The hidden cost of “open” data

Openly available datasets accelerate the pace of research and discovery. Genomic datasets in particular have led to countless breakthroughs for human health. Large public research consortiums funded by the NHGRI are required to make their data openly available for other researchers to use in order to get the most value out of data that is incredibly costly to collect. Just because this data is publically available, however, does not mean that accessing it is necessarily free, and the costs associated with downloading this data can be prohibitive.
Moving large amounts of data out of a cloud provider’s storage, a process the industry calls “data egress,” triggers fees charged by the cloud provider. For small files, this is barely noticeable, but for the massive datasets that genomics research depends on, it can be staggering.
For example, the Telomere-to-Telomere (T2T) genome assembly, co-led by UC Santa Cruz and NHGRI, is one of the most complete and scientifically significant maps of the human genome ever produced, consisting of over 200TB of data. Downloading that dataset from Google Cloud, where AnVIL’s data has historically lived, could cost a research group well over $15,000 in egress fees alone. For many labs, particularly those at smaller institutions or in regions with limited cloud computing resources, that price tag effectively puts the data out of reach.
What’s changed
By mirroring AnVIL’s open-access datasets in the AWS Registry of Open Data and the AWS Marketplace, the AnVIL team has created a second, cost-free pathway to this data. Researchers can now download these datasets directly from AWS storage without incurring any egress charges, whether they plan to analyze the data within AWS, on a university computing cluster, a regional supercomputer, or any cloud environment other than Google Cloud.

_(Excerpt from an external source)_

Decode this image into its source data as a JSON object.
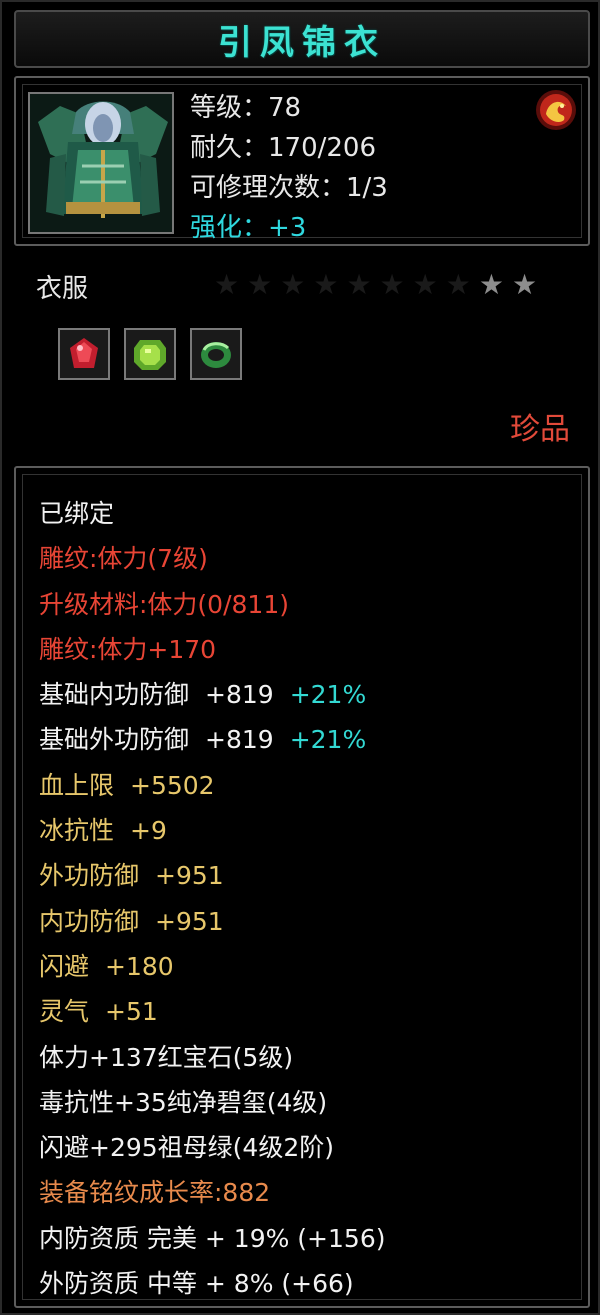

This means that the data is no longer functionally locked inside a single cloud ecosystem, allowing researchers whose infrastructure and workflows already live in AWS or private high- performance computing clusters to access the data. This matters enormously for the scientific community’s ability to act on the principle that publicly funded research should be genuinely and practically accessible to everyone.
The datasets now available through this program include some of the most widely used resources in human genomics, including the 1000 Genomes project, Human Pangenome Reference Consortium, the open portion of the Genotype-Tissue Expression (GTEx) project, and T2T consortium data. Researchers have several options for downloading that make the data equally accessible to bioinformaticians running automated pipelines and scientists who just need to grab a handful of files.
UC Santa Cruz and its partners like NHGRI have long been committed to making genomic data accessible and impactful, and the AnVIL project is central to achieving that goal. By removing the financial penalty for downloading open data, AnVIL is ensuring that wherever a researcher works, and whatever computing infrastructure they have access to, they are able to participate in leading-edge genomics research.